From here, Raimi’s game is to subvert every expectation we might have of how this story plays out. Marko’s criminal lifestyle is hiding sincere intentions, meaning that Ben’s murder was not what it seemed. Harry learns the hard way the truth regarding his father’s plans and Peter’s involvement in his death. The symbiote’s effect, apart from giving Peter an onyx-colored variation on his Spider-Man suit, turns its host into a pouty, self-absorbed, pettily violent douchebag.
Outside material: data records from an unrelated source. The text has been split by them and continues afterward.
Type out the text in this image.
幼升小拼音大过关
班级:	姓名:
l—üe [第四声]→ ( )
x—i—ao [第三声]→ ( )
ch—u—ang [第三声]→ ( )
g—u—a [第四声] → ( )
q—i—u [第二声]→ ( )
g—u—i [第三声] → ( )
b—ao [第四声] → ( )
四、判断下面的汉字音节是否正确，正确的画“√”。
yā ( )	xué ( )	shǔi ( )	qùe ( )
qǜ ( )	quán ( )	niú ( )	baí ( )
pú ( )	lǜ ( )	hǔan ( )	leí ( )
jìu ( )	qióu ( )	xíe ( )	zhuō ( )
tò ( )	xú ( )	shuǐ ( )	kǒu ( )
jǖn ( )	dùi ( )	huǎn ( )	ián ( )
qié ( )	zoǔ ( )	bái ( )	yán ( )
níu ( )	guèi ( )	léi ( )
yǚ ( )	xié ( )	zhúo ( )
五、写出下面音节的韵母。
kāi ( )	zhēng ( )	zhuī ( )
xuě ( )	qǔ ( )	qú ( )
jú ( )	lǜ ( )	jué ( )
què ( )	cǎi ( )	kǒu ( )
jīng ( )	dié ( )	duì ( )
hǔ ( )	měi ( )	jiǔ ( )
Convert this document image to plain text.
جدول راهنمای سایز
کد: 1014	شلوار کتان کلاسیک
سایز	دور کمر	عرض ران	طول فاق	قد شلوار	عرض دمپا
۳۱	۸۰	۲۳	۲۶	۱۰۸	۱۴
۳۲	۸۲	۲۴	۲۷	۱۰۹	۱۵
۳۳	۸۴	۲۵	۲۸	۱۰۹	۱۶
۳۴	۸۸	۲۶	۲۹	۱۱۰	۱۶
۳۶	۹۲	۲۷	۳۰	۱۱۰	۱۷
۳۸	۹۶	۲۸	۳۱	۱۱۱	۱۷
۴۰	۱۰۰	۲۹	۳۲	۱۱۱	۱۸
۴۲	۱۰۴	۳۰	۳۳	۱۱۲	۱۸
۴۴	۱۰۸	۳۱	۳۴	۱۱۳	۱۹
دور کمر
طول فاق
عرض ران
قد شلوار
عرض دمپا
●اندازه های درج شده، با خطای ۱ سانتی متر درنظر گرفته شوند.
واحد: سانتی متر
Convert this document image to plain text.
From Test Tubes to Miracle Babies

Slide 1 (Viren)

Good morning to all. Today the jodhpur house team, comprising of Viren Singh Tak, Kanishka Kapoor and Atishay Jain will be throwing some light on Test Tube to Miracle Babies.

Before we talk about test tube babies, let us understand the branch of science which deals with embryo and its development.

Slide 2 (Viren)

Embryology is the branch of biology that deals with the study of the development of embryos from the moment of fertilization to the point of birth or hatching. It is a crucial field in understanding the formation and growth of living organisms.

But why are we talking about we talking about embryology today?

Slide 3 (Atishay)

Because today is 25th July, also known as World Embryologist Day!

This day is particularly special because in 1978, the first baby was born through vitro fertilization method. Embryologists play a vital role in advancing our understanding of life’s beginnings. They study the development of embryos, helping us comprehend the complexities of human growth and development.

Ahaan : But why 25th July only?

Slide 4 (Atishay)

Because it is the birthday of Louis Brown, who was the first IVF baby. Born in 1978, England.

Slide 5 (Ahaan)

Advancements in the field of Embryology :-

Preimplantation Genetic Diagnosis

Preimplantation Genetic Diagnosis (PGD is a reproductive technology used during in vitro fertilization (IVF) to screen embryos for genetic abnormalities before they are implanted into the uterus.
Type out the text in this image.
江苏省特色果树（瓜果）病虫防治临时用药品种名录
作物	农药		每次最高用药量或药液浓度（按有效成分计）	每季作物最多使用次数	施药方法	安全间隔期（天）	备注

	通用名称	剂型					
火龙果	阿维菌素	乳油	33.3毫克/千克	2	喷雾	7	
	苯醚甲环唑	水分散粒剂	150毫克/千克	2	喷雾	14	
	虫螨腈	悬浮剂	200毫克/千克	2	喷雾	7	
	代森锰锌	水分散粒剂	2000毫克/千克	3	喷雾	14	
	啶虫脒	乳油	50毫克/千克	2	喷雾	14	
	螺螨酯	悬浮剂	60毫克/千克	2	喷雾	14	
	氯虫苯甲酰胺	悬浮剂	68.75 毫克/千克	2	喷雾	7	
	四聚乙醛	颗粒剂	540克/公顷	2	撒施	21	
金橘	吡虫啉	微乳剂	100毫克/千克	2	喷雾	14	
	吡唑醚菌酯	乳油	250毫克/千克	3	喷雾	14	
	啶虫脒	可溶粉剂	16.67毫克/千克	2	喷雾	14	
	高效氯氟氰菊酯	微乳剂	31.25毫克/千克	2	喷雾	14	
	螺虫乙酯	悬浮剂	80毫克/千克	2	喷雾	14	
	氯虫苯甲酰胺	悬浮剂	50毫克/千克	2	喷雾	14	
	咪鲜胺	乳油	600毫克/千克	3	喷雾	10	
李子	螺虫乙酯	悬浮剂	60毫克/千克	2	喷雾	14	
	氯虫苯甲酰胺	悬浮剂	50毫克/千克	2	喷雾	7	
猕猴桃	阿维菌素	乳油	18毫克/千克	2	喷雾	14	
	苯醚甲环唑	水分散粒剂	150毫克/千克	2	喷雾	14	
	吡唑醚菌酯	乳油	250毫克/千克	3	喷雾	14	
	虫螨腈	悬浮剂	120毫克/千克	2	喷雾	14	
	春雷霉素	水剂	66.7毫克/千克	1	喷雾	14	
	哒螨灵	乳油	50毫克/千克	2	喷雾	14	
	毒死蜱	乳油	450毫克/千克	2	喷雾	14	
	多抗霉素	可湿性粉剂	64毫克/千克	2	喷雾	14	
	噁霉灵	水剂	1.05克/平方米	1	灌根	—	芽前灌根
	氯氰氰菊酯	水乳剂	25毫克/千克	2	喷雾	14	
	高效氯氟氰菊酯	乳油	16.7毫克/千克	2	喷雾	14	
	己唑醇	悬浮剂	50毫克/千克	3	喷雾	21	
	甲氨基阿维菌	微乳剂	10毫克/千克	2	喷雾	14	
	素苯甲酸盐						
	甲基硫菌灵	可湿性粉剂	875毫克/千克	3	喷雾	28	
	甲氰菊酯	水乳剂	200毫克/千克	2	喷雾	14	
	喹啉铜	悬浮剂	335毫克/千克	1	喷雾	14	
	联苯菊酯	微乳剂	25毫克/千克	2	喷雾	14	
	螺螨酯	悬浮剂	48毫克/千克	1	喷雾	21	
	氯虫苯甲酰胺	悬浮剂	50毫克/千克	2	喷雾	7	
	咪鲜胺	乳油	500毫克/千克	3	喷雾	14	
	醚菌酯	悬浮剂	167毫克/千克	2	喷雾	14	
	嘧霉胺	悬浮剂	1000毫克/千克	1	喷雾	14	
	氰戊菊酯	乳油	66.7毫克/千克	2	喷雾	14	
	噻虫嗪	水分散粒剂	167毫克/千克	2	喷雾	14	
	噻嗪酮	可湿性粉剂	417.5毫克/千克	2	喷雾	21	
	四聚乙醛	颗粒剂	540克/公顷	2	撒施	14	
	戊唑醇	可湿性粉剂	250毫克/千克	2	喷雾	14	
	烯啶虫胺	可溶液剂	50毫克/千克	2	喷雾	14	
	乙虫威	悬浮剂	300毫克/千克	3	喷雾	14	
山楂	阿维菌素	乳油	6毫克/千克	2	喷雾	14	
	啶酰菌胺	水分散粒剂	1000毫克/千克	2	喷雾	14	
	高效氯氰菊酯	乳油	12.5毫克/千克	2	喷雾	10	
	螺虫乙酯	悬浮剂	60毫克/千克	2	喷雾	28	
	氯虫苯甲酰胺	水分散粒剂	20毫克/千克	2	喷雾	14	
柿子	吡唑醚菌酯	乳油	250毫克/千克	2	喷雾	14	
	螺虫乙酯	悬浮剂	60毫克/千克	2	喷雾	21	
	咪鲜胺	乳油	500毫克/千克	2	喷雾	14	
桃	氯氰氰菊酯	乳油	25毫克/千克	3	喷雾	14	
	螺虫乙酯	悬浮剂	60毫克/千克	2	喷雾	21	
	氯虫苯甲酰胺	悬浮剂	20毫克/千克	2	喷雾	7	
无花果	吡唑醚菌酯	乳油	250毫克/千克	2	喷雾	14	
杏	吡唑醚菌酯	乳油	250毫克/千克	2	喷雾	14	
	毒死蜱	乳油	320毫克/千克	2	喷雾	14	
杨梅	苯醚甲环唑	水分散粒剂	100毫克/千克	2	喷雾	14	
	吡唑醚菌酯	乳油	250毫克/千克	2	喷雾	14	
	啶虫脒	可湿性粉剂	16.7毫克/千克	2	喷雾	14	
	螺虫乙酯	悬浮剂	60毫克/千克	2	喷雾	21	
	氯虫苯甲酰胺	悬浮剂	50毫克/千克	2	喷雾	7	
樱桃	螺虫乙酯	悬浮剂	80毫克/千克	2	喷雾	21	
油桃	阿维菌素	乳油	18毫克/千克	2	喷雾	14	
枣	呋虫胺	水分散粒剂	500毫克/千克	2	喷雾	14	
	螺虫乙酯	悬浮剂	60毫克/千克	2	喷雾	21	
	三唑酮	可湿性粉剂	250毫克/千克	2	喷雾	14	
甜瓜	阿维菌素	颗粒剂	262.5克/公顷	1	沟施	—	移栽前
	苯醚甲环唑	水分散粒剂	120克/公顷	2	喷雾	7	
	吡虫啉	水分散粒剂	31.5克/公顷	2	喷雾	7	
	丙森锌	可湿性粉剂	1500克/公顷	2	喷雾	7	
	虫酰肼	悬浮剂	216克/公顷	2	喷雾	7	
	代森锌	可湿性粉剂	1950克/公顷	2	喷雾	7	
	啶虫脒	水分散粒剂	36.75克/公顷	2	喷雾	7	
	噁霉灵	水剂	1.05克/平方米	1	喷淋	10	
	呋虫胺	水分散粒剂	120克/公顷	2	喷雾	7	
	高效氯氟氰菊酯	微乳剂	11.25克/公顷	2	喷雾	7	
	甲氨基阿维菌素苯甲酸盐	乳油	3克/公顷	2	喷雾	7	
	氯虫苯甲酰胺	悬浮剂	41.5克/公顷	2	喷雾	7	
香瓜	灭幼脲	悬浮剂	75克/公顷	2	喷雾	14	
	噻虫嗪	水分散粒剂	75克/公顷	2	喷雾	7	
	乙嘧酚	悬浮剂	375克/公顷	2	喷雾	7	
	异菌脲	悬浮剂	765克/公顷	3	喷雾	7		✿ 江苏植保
That last part was the film’s most controversial stretch, in which Peter dances a sinister jig in a jazz bar and wolf-whistles women on the sidewalk, but of course, the symbiote turns the now-vulnerable hero into a version of himself that is distinctly not himself, nullifying many of those complaints (Maguire’s performance turns, too, from a sincere Peter to a worrisome one, while Grace’s superbly smarmy act is simply amplified when, later, Eddie takes up the mantle of symbiotic host).

Somehow, the action sequences have gone unmentioned, but though they are rousing, cliffhanger-style stunners (the climax, in which every thread comes together in sound and fury signifying everything that has come to mean something, is truly insane), they matter less than matters of the heart in Spider-Man 3. Those are what make this unfairly maligned “threequel” so special.